The Ethics Center maintains several interdisciplinary ethics resources on their website. Graduate teaching assistants can find information on incorporating ethics in their classrooms, and the information is organized by discipline. Dr. Swartzer also offers consultations to instructors (including TAs) on adding an ethics component to their courses, and he partners with individuals and groups on grant proposals, campus programs, and other activities.

When asked how graduate students can practice and promote good ethics, Dr. Swartzer responded with four main considerations:

Always think ahead. "Many ethical dilemmas that arise in professional life are entirely (or at least mostly) avoidable. It is important to be mindful about the kinds of things that can lead to ethical conflicts, and to think about what can be done to prevent those conflicts from happening in the first place."

Be transparent.  "One way to keep ourselves in check is to ask ourselves: Would I be willing to explain (to my colleagues, to my instructor, to my committee members) what I am about to do? If you wouldn’t be willing to explain your behaviors ahead of time because you are afraid that your decision will be rejected, you probably already know that this isn’t the right course of action."

Culture matters. "Widespread cheating, bullying and harassment, wasteful uses of resources, and ineffective teaching are all the more likely when these behaviors are seen to be the norm. By showing that we really do care about ethics, and by actively encouraging those around us to show that they care too, we help to maintain a more widespread culture of ethics."

We all make mistakes, and that’s okay.  "Seriously – we ALL make mistakes. We should all strive to be more mindful of our own shortcomings, so that we can do better in the future."

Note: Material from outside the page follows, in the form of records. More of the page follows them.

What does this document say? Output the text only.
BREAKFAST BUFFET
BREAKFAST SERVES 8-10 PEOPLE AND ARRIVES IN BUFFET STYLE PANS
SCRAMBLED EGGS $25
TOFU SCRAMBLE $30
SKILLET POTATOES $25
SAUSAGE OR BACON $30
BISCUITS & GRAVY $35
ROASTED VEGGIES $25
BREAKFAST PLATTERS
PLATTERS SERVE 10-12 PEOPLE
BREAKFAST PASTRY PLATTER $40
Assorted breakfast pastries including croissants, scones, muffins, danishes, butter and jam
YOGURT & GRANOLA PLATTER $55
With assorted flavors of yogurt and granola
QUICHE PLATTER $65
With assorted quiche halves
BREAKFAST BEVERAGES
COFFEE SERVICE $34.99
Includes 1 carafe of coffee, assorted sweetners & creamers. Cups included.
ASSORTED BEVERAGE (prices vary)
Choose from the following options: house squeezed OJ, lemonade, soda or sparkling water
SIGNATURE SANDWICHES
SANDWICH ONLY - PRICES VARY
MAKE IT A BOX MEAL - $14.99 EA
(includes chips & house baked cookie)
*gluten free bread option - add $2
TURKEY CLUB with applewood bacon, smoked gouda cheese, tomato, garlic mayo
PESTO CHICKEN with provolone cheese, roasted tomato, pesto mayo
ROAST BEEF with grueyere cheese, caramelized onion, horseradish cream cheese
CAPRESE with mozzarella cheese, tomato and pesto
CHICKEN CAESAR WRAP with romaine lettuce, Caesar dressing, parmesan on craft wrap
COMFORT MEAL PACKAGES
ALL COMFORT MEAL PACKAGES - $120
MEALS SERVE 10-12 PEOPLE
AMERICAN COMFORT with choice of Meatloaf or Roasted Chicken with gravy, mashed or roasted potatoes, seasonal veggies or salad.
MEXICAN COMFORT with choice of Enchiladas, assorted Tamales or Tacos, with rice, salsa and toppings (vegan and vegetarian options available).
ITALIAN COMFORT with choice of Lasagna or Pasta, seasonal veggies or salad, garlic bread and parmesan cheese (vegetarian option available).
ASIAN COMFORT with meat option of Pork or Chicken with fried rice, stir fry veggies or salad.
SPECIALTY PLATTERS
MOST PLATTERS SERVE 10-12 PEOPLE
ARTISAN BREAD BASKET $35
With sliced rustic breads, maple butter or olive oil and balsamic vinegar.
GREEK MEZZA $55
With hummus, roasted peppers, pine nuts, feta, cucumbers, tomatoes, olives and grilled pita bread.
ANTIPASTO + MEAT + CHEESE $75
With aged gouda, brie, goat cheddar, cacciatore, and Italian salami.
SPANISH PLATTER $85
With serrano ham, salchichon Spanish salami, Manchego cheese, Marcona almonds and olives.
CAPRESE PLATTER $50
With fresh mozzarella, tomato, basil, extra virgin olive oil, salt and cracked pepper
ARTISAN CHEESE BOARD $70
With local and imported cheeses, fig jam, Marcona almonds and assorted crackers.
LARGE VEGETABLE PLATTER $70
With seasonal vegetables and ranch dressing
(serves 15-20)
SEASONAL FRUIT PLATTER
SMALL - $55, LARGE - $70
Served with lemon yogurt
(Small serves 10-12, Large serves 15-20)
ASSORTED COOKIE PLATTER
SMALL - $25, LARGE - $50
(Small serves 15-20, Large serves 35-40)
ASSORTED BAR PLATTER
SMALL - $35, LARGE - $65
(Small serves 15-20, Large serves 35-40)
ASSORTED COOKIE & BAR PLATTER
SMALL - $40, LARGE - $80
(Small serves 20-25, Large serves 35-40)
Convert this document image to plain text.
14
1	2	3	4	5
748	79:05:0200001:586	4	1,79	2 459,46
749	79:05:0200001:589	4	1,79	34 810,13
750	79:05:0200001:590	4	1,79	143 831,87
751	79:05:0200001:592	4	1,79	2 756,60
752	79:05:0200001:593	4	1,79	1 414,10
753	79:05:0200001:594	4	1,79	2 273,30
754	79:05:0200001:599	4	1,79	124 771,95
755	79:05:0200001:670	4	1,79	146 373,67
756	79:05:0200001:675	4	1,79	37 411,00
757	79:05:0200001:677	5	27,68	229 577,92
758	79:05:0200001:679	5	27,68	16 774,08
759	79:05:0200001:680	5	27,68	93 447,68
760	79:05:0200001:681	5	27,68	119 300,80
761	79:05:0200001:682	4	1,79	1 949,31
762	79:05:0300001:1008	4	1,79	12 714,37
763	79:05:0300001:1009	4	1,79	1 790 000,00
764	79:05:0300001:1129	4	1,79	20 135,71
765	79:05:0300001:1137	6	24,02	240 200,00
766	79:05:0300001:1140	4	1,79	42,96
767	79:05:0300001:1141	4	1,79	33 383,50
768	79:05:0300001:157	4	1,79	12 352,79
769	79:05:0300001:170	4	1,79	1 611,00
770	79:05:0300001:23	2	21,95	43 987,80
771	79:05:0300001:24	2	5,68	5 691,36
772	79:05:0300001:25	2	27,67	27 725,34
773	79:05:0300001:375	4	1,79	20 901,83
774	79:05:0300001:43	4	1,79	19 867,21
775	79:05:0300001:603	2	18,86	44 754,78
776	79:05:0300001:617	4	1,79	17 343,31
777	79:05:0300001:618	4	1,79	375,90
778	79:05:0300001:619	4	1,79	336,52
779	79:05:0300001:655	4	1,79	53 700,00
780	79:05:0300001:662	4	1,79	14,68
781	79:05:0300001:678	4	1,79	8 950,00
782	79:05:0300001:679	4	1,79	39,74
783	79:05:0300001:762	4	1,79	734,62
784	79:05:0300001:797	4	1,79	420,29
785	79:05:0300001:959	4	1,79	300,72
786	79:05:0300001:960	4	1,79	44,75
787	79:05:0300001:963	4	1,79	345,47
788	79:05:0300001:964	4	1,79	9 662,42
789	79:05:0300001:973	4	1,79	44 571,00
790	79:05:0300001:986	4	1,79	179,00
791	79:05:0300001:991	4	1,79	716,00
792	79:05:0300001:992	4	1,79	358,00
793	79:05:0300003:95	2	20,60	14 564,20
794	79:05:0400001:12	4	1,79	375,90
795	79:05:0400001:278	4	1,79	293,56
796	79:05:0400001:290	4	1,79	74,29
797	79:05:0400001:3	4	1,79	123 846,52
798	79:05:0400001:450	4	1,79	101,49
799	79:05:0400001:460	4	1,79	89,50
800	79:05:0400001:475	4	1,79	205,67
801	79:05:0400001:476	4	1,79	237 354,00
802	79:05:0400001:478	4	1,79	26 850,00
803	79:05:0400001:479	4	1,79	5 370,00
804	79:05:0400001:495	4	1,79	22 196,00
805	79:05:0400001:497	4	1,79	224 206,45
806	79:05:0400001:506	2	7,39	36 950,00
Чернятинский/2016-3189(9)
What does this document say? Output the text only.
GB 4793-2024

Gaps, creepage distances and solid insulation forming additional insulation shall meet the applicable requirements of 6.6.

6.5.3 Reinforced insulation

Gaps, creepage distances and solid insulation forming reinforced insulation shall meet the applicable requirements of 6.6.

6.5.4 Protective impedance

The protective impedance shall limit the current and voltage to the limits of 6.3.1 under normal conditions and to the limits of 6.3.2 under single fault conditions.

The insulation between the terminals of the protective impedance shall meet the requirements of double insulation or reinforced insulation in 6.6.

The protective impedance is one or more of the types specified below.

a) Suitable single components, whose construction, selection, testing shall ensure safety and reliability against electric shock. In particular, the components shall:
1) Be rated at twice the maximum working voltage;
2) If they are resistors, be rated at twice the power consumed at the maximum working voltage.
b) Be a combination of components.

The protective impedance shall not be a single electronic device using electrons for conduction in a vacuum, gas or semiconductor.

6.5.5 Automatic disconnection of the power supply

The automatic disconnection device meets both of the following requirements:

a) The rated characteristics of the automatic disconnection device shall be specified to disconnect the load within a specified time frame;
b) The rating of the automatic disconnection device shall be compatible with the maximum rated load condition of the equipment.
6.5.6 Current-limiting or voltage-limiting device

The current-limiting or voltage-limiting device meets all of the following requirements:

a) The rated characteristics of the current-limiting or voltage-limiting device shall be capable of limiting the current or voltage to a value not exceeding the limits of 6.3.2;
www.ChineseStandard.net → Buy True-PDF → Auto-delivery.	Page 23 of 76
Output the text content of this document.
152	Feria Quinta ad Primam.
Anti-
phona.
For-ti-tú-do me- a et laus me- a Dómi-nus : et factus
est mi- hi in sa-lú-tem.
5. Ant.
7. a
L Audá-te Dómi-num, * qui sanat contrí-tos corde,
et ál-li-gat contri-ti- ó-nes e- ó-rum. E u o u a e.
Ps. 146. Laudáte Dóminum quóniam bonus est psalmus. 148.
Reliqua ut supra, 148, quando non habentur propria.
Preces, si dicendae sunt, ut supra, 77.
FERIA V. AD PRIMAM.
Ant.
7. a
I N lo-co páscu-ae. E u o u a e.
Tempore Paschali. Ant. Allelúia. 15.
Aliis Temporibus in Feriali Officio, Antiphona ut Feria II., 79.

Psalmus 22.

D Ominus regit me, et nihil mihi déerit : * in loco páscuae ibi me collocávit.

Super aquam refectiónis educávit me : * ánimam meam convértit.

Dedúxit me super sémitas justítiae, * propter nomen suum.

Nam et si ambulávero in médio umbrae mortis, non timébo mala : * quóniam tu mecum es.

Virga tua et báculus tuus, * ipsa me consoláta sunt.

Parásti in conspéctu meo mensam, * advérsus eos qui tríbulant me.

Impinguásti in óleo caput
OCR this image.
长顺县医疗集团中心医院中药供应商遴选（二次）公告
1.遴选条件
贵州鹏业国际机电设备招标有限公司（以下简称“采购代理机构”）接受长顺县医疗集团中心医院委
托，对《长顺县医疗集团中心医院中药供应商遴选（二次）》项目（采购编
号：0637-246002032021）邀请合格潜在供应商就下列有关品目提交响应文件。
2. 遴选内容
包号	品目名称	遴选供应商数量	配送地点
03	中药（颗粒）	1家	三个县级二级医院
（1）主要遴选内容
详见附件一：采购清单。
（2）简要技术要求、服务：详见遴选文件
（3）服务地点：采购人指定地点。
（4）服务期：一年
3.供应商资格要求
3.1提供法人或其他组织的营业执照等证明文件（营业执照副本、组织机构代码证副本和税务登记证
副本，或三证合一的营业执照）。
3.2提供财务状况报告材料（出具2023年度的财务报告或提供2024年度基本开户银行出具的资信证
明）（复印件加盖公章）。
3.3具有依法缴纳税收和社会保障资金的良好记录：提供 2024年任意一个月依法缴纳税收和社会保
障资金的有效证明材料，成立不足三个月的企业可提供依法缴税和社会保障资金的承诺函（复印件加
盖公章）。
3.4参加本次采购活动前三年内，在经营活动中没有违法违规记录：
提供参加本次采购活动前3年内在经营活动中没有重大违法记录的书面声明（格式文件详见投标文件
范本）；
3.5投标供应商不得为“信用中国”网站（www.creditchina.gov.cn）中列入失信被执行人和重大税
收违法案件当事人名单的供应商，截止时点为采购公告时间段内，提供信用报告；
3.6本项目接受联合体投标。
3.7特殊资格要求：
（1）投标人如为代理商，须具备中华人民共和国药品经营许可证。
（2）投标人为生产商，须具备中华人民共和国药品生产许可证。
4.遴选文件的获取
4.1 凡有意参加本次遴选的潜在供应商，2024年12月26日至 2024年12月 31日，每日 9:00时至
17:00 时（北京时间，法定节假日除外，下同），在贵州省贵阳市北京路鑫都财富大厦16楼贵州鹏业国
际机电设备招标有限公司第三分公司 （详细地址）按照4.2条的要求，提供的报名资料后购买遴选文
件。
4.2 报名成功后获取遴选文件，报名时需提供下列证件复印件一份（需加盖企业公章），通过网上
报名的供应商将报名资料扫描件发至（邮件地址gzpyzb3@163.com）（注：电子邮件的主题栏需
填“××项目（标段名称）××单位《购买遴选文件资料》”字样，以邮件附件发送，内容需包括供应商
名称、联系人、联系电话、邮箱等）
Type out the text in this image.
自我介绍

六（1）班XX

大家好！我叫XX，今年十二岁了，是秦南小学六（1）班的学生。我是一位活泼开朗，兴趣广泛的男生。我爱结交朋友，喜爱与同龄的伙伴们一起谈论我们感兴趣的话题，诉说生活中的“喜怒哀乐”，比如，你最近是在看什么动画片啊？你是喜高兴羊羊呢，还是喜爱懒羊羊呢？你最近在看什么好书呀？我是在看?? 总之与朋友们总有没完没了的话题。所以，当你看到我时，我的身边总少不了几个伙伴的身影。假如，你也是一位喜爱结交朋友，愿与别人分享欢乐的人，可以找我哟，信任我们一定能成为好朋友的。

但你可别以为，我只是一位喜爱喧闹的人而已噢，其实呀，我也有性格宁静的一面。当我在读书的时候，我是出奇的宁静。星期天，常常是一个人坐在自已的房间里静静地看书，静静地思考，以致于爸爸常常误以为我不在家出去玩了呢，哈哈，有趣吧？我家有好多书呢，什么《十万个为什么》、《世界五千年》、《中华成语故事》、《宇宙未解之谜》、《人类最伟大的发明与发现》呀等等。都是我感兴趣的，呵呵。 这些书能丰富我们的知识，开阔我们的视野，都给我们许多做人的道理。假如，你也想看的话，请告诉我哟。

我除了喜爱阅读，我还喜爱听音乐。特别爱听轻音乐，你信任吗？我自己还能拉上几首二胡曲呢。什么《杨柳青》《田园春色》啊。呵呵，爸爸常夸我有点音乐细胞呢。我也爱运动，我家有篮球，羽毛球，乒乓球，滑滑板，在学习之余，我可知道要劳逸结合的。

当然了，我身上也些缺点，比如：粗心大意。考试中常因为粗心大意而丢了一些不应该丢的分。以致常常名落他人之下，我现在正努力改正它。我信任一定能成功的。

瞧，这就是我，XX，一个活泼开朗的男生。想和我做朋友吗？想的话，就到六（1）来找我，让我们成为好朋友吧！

As the Ethics Center strives to promote ethics across campus, graduate students are encouraged to become involved through a variety of channels. Consider attending the regular discussions and suggesting discussion topics or ideas for events. Graduate students may also volunteer to lead one of the Brown Bag lunches or to serve as a guest judge for the UNL Ethics Bowl practices—there are many ways you can promote ethics and contribute to an ethical culture at UNL.